Is there a link to the Forge Federation chatroom?

https://matrix.to/#/#general-forgefed:matrix.batsense.net

Would that help get us listed on more OSS directories?

Yes, you could have Apache 2.0 license in the repository. When I found FerretDB I already hoped it was appropriate for this project, as main differences are in advanced things where MongoDB is targeting high scalability, big tech stuff.

What would you recommend?

Licensing is always an intricate topic. I am FOSS-minded myself (copyleft), rather than OSS (permissive). There is a lot of FUD against copyleft out there, created often by Big Tech. There is nothing withholding a copyleft project maintainer of monetizing their code. Examples are plausible.io and keila.io who are both AGPL-licensed and run a good business. Dual licensing is also an option, for instance copyleft + proprietary version for enterprise customers, but it isn't popular in the FOSS community.

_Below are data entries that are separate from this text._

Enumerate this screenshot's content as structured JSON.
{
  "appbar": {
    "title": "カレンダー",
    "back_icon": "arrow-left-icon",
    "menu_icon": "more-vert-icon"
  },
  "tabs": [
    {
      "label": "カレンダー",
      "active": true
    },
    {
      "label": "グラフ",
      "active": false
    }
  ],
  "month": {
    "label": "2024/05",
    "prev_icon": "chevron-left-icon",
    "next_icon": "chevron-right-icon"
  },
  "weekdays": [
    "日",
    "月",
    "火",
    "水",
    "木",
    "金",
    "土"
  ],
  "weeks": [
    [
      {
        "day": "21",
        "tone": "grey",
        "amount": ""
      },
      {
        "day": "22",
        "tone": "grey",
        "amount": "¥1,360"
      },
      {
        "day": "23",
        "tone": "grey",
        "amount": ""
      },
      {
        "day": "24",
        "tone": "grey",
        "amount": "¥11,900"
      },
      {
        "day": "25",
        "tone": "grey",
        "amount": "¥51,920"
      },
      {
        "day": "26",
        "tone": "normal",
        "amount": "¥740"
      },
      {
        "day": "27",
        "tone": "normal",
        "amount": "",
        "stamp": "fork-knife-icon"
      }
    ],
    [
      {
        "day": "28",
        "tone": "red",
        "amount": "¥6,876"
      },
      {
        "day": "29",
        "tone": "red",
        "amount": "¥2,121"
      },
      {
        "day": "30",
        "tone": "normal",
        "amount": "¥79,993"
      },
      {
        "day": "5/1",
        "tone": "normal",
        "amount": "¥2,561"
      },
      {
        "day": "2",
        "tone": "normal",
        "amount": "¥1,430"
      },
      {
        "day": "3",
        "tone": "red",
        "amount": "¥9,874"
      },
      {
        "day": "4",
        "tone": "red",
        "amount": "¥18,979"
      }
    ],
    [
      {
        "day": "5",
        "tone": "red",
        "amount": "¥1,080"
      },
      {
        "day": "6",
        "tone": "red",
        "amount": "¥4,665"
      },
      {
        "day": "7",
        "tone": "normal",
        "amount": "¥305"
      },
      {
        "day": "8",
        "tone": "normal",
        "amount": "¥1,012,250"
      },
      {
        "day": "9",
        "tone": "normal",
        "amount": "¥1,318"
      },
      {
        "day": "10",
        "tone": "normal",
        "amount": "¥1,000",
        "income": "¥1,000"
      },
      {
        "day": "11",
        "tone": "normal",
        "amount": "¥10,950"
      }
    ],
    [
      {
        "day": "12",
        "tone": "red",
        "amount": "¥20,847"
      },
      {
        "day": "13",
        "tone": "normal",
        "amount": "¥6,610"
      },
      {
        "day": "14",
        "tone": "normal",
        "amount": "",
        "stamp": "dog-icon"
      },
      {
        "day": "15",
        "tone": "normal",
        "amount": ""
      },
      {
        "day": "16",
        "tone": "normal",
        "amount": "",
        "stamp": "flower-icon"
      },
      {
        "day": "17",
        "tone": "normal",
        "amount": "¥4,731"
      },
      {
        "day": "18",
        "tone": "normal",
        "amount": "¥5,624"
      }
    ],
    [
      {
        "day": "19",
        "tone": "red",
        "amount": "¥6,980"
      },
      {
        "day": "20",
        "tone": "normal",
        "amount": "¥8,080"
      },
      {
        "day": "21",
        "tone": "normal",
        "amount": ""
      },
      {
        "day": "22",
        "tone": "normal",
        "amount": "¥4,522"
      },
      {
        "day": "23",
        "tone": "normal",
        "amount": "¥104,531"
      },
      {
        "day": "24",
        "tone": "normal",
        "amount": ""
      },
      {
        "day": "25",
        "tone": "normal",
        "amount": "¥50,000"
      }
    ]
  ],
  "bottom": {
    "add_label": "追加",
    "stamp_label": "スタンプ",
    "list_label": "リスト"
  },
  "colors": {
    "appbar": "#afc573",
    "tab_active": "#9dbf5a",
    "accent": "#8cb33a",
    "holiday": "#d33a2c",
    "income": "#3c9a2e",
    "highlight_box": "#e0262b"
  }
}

Note that with permissive license you run a risk. The risk that you created something and - with popularity coming - proved to be valuable, after which some other company grabs your code and builds a proprietary competing product (e.g. a SaaS platform) from it. This is somewhere, where AGPL protects you. AFAIK if customers install the packaged release they have no (for them) 'negative' consequence from it of having to publicly share code extensions.

benpate commented 1 year ago

Hey all. Ima close this issue. But it's worth noting I've switched the license from the Mongo "Server Side License" to the AGPL 3.0. Cheers!